The Kenya-Uganda milk fight is not about milk

Author, Mr Charles Onyango-Obbo. PHOTO/COURTESY. 

What you need to know:

  • When we were at Makerere University, the southern African students who had foreign exchange and could travel more freely to Nairobi and back were gods. They would bring back cologne (Brut), music (LPs), and even fancy tinned beef.

The Kenya-Uganda milk wars are back. Kenya is blocking imports of the milk to protect its local producers, who were being seriously undercut by the cheaper Ugandan imports.
This milk thing is about something else. For that, we have to go back to Comrade Omwony Ojwok. At the time of his death on November 11, 2007, Omwony was State minister for Economic Monitoring, a job he held between 2001 and 2007, having been minister for Northern Rehabilitation between 1999 and 2001.  Before that, he headed the Uganda Aids Commission. And if you go even further back, Omwony was better known as one of the “Gang of Four” group of politicians (which included Dani Nabudere, Edward Rugumayo, and Yash Tandon) during the Uganda National Liberation Front (UNLF), the government that took over after the ouster of Idi Amin.

Omwony fled back into exile after the UNLF was overthrown by its Military Council in August 1980 when Godfrey Binaisa was president. Paulo Muwanga was chairman of the Military Council, and now-President Yoweri Museveni was its deputy chairman.
I will always remember a story that Omwony once told me, and this column reported on in the past. This man, who lectured at 10 universities, spoke French and Latin, among several languages, lit up when he told this earthly tale. When he went to study at Oxford University, he told me, one of his classmates was a Somali. They got talking, and the fellow wanted to know where he was from. 
Uganda, Omwony told him.

What part of Uganda, the chap insisted.
Karamoja, Omwony said.
The good Somali man got visibly excited at the mention of Karamoja, and asked a now puzzled Omwony which part of it.
As Omwony remarked, even when he spoke to friends in Kampala, few ever asked which part of Karamoja he was from. Here was a Somali, in an Oxford graduate school, pressing him on the details.

So Omwony told him. The Somali chap told him, it was amazing, he knew about Omwony’s home locality. When he was growing up in Somalia, the place was very popular in his area, because Somali cattle rustlers said it produced some of the hardiest cattle. Historically, before the colonial borders became hard set in the post-independence period, cattle rustlers used to steal and sell cattle along a vast corridor on the eastern flank of Africa, from the tip of the Horn, through east and central Africa, and well into Mozambique! 

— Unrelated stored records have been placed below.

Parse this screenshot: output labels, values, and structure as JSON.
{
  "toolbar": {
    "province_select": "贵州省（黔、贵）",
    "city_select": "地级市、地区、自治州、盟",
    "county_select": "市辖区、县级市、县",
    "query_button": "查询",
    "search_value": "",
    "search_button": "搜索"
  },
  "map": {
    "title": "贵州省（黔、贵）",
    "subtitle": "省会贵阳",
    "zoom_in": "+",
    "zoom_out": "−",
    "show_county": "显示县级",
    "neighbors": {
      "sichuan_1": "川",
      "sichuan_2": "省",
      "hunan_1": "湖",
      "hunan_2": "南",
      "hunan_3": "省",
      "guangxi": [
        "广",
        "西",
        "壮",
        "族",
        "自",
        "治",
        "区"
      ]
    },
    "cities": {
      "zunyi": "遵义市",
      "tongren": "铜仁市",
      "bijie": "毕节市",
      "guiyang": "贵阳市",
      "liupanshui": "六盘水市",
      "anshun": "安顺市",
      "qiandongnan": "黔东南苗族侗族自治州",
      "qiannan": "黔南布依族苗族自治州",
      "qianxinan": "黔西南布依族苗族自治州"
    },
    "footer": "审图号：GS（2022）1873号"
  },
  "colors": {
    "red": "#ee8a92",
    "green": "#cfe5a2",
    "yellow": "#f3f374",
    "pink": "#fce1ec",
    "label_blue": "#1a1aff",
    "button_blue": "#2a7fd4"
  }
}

They became very close “brothers” because, as the Somali chap said, he had likely drunk milk from cows from Omwony’s relatives’ kraals. Ugandan cows and their milk then, have travelled further than Kenya. The fact that milk is an issue, says many things about Uganda, including how it processes its current landlocked status. It’s a country that needs to exports its milk and other things, or if not, needs them to be stolen by cattle rustlers from faraway lands as happened ages ago. There’s perhaps no landlocked country in Africa that is as uncomfortable in its landlocked skin as Uganda. 

It’s a claustrophobic nation. It’s why, at least at the rhetorical level, from Milton Obote, Amin, and Museveni, every president has taken a pan-African liberationist posture. Some years ago, there was a conference in Kampala, and some pan-Africanist declared that because River Nile flows all the way into the Mediterranean Sea, Uganda cannot be landlocked! He was cheered to the rafters.

Even 20 years ago, it would have been impossible to imagine that Kenya, until now the region’s far out most industrialised economy, would feel threatened by Ugandan milk (not to mention eggs, and other products) and resort to locking it out. Milk represents a major change in fortunes between Uganda and Kenya. When the Ugandan economy was in a mess, without powdered milk from Kenya, we would drink tea or coffee clean, if you couldn’t get fresh supply.
When we were at Makerere University, the southern African students who had foreign exchange and could travel more freely to Nairobi and back were gods. They would bring back cologne (Brut), music (LPs), and even fancy tinned beef.

 With the new music, we could party. In high school, we would travel to Malaba or Busia borders to buy soap, toothpaste, and even combs.  That we have this reversal of roles, tells us not so much what has changed in Kenya, but how different Uganda is. It is not the economic and other changes that the Museveni government likes to tout. It’s in the process that has seen people like Vision Group’s exiting CEO Robert Kabushenga and entrepreneurs like Tony Otoa, become dyed-in-the-wool farmers. Ugandan milk giving Kenyans headache, is only a tiny part of the story. Yes, I see that I have put myself in trouble here and will have to explain.